Odilon-Jean Périer — Mort à vingt-six ans, et déjà entièrement lui-même

1901 — 1928
La Ville est dans ma chambre
Ce fauteuil est un port.
Avez-vous vu mes lampes
Mes mâts et mes bateaux ?
Mon pays
Un fauteuil qui est un port, des lampes qui sont des mâts. Il a vingt-quatre ans, il vit à Bruxelles, il est cardiaque et il sait qu’il ne fera pas de vieux os.
Il est mort à vingt-six ans, en 1928, et il avait déjà tout : une langue à lui, une gaieté qui ne triche pas, une manière de poser un mot juste à côté d’un autre pour que les deux se mettent à briller.
Le Citadin
Son grand livre s’appelle Le Citadin (1924). Le titre est un programme : il est le poète de la ville, du café, de la chambre, du verre d’eau glacée, du rhum bu à trois heures. Rien de la nature romantique, rien du symbolisme brumeux qui étouffait la Belgique littéraire.

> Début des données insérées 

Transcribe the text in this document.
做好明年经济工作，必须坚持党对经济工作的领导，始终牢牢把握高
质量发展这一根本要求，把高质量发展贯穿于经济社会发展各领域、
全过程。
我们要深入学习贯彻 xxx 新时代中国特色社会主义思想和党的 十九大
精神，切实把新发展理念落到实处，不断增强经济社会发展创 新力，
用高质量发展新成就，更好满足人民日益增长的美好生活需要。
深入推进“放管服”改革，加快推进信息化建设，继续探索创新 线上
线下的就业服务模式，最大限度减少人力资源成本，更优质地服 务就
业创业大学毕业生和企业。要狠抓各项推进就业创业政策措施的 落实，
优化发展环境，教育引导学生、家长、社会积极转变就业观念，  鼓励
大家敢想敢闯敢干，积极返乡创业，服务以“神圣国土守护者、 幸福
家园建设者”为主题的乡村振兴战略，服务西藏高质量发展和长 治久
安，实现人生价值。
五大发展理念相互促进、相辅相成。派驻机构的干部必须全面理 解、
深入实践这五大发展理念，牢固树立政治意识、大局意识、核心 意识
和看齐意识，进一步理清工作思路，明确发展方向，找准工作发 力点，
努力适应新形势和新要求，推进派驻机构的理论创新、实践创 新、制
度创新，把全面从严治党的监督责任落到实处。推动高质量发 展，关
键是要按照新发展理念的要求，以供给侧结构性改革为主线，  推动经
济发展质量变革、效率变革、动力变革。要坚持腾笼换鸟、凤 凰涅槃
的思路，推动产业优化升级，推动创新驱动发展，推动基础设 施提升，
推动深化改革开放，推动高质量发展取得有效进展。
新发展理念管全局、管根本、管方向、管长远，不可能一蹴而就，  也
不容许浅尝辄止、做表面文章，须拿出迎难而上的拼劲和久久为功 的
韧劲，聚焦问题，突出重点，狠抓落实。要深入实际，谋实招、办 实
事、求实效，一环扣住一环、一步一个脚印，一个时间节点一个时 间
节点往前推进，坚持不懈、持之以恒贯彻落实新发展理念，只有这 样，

« Je ne chanterai pas très haut ni très longtemps » : c’est son art poétique, et il l’a tenu. Le ton est celui d’un homme qui parle à quelqu’un d’assis en face de lui.
Une gaieté sérieuse
Lisez les titres : « Récréation », « Guérison », « Récompense », « Découverte de l’évidence », « Connaissance de l’ivresse », « J’ai bu du rhum ». Voilà un vocabulaire de convalescent qui a décidé d’aimer le monde.

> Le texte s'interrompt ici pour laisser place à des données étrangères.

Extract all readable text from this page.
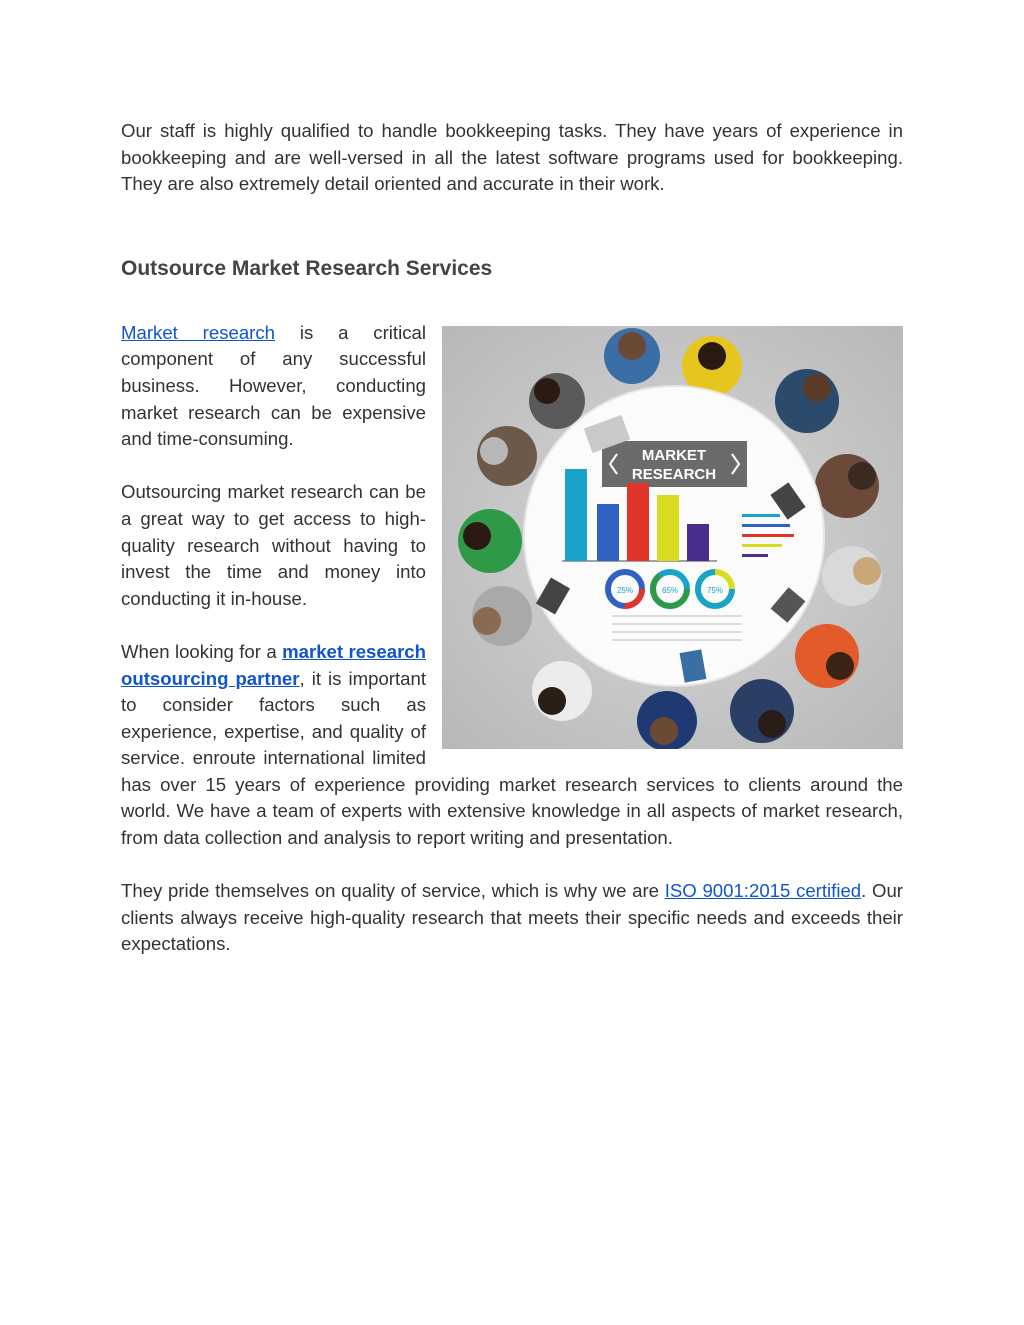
Our staff is highly qualified to handle bookkeeping tasks. They have years of experience in bookkeeping and are well-versed in all the latest software programs used for bookkeeping. They are also extremely detail oriented and accurate in their work.

Outsource Market Research Services
MARKET
RESEARCH
25%	65%	75%

Market research is a critical component of any successful business. However, conducting market research can be expensive and time-consuming.

Outsourcing market research can be a great way to get access to high-quality research without having to invest the time and money into conducting it in-house.

When looking for a market research outsourcing partner, it is important to consider factors such as experience, expertise, and quality of service. enroute international limited has over 15 years of experience providing market research services to clients around the world. We have a team of experts with extensive knowledge in all aspects of market research, from data collection and analysis to report writing and presentation.

They pride themselves on quality of service, which is why we are ISO 9001:2015 certified. Our clients always receive high-quality research that meets their specific needs and exceeds their expectations.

Et à côté : « Défaite », « Manque d’illusions », « Le sage humilié », « Églogue désolée », « Mort d’un dieu ». Il savait exactement le prix de sa légèreté.

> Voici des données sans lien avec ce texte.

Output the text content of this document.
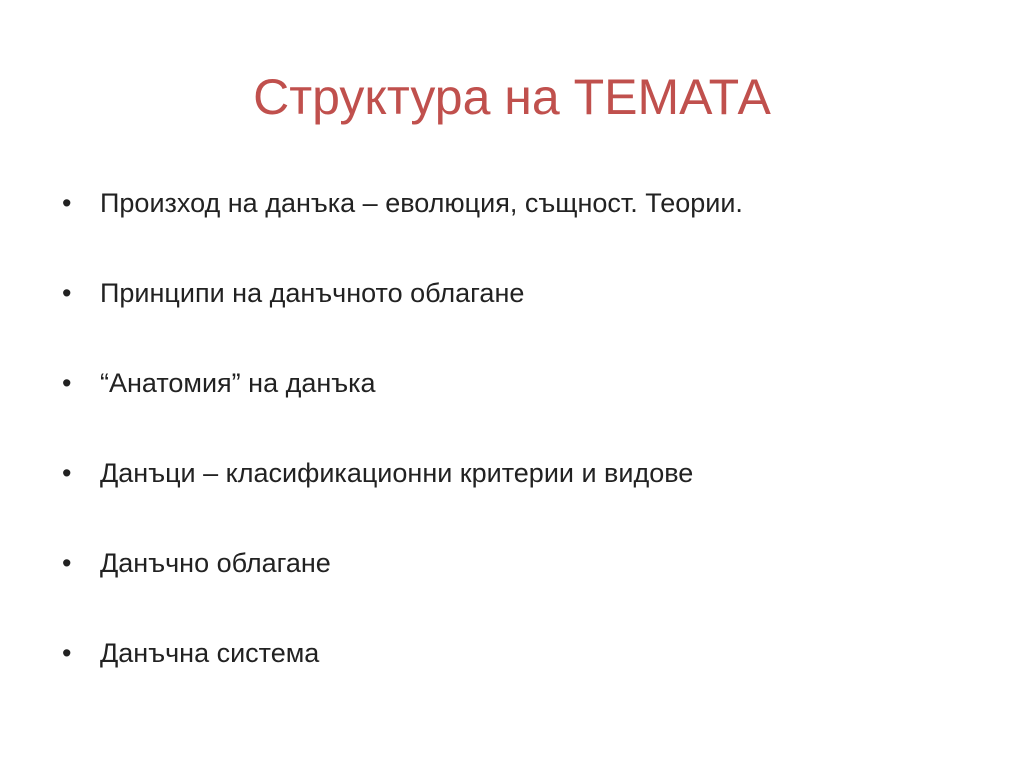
Структура на ТЕМАТА
•	Произход на данъка – еволюция, същност. Теории.
•	Принципи на данъчното облагане
•	“Анатомия” на данъка
•	Данъци – класификационни критерии и видове
•	Данъчно облагане
•	Данъчна система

« À la limite de la lumière et de l’ombre » — c’est l’endroit où il se tient, et il n’en bouge pas.
Ce qui ne s’est pas fait
Il laisse trois recueils, un roman, quelques proses. Ses amis — Michaux, qui était de son âge et de sa ville — ont continué sans lui.
On ne dira pas ce qu’il aurait écrit : c’est le genre de phrase qui ne coûte rien. On dira qu’il y a là cinquante poèmes qui n’ont pas vieilli d’un jour, ce qui est rare pour 1924.
Choix de textes
- Mon pays — « Ce fauteuil est un port. » La ville tenue dans une chambre.
- Art poétique — Un masque fait avec de l’or volé à sa propre sincérité. Il ne se ménage pas.
- Je ne chanterai pas très haut ni très longtemps — Son vrai programme, et il l’a tenu à la lettre.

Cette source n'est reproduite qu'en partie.